Cette année, l’Espagne ne connaîtra pas de trêve des confiseurs. On le savait depuis que la date des élections législatives avait été fixée au 20 décembre par un Mariano Rajoy pensant peut-être pouvoir compter sur les votes de ceux qui croient encore au Père Noël… Mais ce début de semaine éclaire d’une lumière crue cette nouvelle phase de la vie politique espagnole que d’aucuns assimilent déjà à une nouvelle « transition » démocratique – on rencontre aussi, parfois, les termes de « régénération » ou de « restauration 2.0 », selon que l’on soit optimiste ou pessimiste au sujet de l’issue du processus.

La première nouvelle d’importance qui nous parvient est celle du prolongement de “l’agonie politique d’Artur Mas”, le président sortant de la Generalitat de Catalogne.

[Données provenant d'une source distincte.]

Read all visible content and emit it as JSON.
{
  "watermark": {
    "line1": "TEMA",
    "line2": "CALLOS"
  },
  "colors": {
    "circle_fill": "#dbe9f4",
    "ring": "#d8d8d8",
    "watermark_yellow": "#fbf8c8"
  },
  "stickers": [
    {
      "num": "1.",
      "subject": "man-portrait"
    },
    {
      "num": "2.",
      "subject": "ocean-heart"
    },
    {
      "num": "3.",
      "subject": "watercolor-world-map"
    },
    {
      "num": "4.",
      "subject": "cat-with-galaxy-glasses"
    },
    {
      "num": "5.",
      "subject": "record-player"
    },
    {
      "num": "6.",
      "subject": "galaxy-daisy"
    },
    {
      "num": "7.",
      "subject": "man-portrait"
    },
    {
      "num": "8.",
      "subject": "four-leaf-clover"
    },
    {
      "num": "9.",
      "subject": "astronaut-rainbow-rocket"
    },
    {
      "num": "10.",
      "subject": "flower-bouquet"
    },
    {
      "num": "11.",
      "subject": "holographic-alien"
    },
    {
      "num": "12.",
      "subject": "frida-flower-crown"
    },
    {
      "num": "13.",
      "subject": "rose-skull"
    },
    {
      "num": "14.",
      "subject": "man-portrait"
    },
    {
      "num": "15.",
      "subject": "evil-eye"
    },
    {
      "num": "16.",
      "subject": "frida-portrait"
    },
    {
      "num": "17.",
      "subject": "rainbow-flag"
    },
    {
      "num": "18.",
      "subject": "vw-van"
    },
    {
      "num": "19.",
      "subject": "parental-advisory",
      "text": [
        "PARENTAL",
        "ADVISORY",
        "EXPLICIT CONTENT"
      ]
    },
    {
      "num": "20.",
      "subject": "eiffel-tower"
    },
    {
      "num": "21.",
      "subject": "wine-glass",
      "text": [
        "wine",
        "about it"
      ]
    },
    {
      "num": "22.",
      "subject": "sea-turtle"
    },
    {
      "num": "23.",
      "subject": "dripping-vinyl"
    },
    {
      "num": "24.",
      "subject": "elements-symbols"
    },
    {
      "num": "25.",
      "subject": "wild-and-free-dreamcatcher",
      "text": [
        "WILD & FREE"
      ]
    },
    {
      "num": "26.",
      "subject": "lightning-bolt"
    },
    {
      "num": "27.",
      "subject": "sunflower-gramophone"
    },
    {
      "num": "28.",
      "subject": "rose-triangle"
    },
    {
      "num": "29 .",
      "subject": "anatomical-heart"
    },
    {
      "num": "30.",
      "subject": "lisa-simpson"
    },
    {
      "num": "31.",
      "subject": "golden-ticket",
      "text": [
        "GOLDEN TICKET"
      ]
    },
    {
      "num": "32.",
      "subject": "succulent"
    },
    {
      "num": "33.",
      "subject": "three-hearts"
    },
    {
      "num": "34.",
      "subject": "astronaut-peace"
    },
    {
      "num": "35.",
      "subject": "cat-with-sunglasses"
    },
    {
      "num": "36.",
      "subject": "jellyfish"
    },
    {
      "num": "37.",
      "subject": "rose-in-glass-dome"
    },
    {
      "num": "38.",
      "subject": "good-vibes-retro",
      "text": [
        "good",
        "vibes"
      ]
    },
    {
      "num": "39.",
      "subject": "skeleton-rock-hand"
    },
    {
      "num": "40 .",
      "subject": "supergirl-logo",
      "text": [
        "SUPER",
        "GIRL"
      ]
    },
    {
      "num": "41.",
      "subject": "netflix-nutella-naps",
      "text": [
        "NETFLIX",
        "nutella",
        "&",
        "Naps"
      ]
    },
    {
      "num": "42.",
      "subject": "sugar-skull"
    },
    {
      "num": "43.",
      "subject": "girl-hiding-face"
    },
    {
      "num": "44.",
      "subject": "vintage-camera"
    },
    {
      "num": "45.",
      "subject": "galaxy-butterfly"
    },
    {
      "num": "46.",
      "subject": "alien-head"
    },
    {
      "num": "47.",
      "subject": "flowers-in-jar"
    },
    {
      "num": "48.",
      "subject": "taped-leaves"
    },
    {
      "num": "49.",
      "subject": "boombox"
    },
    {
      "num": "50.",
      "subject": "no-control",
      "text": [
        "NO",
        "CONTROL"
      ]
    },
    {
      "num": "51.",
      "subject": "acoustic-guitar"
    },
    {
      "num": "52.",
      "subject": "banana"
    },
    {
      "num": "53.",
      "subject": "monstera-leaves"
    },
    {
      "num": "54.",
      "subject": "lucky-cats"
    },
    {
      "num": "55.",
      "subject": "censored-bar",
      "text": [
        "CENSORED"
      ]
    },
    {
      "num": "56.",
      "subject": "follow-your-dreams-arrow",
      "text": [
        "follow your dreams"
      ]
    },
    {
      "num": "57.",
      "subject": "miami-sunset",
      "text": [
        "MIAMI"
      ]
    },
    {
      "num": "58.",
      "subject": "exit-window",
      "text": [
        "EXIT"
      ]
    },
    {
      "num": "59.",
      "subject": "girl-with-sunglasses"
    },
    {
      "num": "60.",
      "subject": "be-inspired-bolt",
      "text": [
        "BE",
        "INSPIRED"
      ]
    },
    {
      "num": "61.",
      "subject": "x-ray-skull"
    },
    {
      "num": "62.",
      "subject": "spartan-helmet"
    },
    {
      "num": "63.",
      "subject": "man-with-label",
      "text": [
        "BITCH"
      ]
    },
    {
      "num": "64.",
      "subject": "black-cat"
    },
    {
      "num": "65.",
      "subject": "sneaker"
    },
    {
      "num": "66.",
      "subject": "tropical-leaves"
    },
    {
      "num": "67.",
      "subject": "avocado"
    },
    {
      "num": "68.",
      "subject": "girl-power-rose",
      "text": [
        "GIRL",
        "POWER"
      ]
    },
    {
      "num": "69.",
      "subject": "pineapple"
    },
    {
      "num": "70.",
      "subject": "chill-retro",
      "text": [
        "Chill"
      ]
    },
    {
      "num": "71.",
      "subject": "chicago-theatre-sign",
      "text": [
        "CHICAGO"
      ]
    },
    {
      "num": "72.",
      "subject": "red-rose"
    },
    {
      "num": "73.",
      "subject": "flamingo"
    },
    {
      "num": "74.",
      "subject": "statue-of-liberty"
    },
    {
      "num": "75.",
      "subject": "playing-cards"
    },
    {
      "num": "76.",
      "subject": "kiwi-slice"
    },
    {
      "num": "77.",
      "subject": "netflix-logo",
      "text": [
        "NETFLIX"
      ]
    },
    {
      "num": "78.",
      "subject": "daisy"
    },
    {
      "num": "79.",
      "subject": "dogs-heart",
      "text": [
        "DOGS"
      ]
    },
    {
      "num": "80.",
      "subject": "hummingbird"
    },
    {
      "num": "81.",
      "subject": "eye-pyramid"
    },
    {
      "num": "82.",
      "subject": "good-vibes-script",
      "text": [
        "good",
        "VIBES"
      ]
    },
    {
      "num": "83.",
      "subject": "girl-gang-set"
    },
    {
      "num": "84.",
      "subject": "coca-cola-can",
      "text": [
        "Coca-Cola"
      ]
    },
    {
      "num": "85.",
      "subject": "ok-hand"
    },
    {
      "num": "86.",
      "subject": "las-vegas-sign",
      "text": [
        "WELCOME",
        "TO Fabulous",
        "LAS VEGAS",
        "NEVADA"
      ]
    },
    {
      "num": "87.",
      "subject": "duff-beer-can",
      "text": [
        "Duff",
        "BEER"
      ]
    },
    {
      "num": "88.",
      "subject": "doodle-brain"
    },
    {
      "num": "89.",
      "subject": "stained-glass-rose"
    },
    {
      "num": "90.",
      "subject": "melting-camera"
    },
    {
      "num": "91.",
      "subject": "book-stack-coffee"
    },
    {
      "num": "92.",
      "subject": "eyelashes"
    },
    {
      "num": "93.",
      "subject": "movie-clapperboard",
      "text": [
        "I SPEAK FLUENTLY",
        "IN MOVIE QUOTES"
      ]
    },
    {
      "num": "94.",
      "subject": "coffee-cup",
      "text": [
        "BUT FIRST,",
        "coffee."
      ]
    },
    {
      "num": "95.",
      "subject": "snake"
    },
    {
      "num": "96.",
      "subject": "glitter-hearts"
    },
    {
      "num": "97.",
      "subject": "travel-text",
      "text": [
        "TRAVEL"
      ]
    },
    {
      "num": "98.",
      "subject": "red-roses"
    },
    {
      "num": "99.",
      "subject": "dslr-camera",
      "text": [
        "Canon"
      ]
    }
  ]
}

Un petit parti nationaliste appartenant à la gauche radicale, la Candidature d’Unité Populaire (CUP) – pour laquelle le socialisme ne peut se réaliser que dans une Catalogne indépendante – a décidé de remettre à encore plus tard – au moins au 3 janvier – sa décision finale de soutenir ou pas l’inoxydable président. Le choix est cornélien, pour cette toute petite formation, dont l’aide semble indispensable lors du vote d’investiture du nouvel exécutif régional espéré pour bientôt par le chef du parti de centre droit Convergencia. C’est que soutenir un élu de la bourgeoisie catalane éclaboussé par des affaires de corruption pourrait détourner pour longtemps du chemin vers l’indépendance une bonne partie du peuple !

C’est, du reste, pour cette raison que le roi d’Espagne – le « chef de l’État », comme dirait Pablo Iglesias, bien décidé à régler un jour son sort à une institution restaurée par Franco – a insisté, quand il a présenté ses vœux de Noël, sur l’unité du pays. Philippe VI, s’exprimant depuis la salle du trône de son palais madrilène a réaffirmé sa légitimité historique et dynastique et rappelé ce que l’unité nationale pouvait avoir de bon autour d’un symbole modérateur. Ce lundi 28 décembre, toutefois, le leader de Podemos a cru bon d’affirmer qu’il voyait dans cette défense et illustration de « l’Espagne » plutôt que de « ses gens » une négation de ce qui devrait être, pour lui, au cœur des préoccupations des responsables politiques : les terribles conséquences sociales de la crise que nous vivons. Et de signifier que Podemos est décidé à passer à l’action. Ses nouveaux élus proposeront très rapidement au Congrès des députés un projet de « loi d’urgence sociale », baptisée « loi 25 » (en référence à l’article 25 de la Déclaration universelle des droits de l’homme, qui stipule que « toute personne a droit à un niveau de vie suffisant pour assurer sa santé, son bien-être et ceux de sa famille, notamment pour l’alimentation, l’habillement, le logement, les soins médicaux ainsi que pour les services sociaux nécessaire » – dont nous pourrions aussi, peut-être, nous inspirer !).

Ses ennemis y voient une manœuvre de diversion. Le « líder » de Podemos se trouve peut-être, en effet, un peu trop sous influence du très populaire maire de Barcelone Ada Colau et d’autres nationalistes de la gauche catalane avec qui il a accepté de faire campagne commune contre la promesse de défendre l’idée d’un référendum d’auto-détermination pour la Catalogne. Mais il semble impossible de le faire accepter par le PSOE, car aucun dispositif constitutionnel ne le permet actuellement. Une majorité des Espagnols, du reste, y est opposée. Il n’y a donc, au niveau national, que des coups à prendre avec de telles promesses… Où est donc passé le Pablo Iglesias fédérateur de larges pans des classes moyenne, et, il y a peu, redevenu très légaliste vis-à-vis d’une constitution de 1978 dont il a récemment salué les bienfaits, alors que nombre de ses compagnons n’y ont longtemps vu qu’un « cadenas » ? Pablo Iglesias serait-il devenu l’otage de ses alliés ? À moins que Podemos n’entame une nouvelle mutation ?

L’intégrité territoriale, on le sait aussi en France, est un sujet grave. Au cours de la conférence de presse qui a suivi son entrevue avec Mariano Rajoy, Pablo Iglesias a lâché une petite phrase qui me paraît anticiper un coup de ces billards à trois bandes qui permettent d’identifier les grands politiques. En cas de blocage dans le processus de recherche d’un nouveau Premier ministre, Pablo a affirmé que Podemos pourrait avoir « beaucoup de chances de gagner » de nouvelles élections. La « nouvelle politique » pourrait finalement ressembler plus qu’il ne le faudrait à cette « vieille politique » que les Espagnols cherchent à séparer, depuis un siècle, dans le sillage d’un José Ortega y Gasset.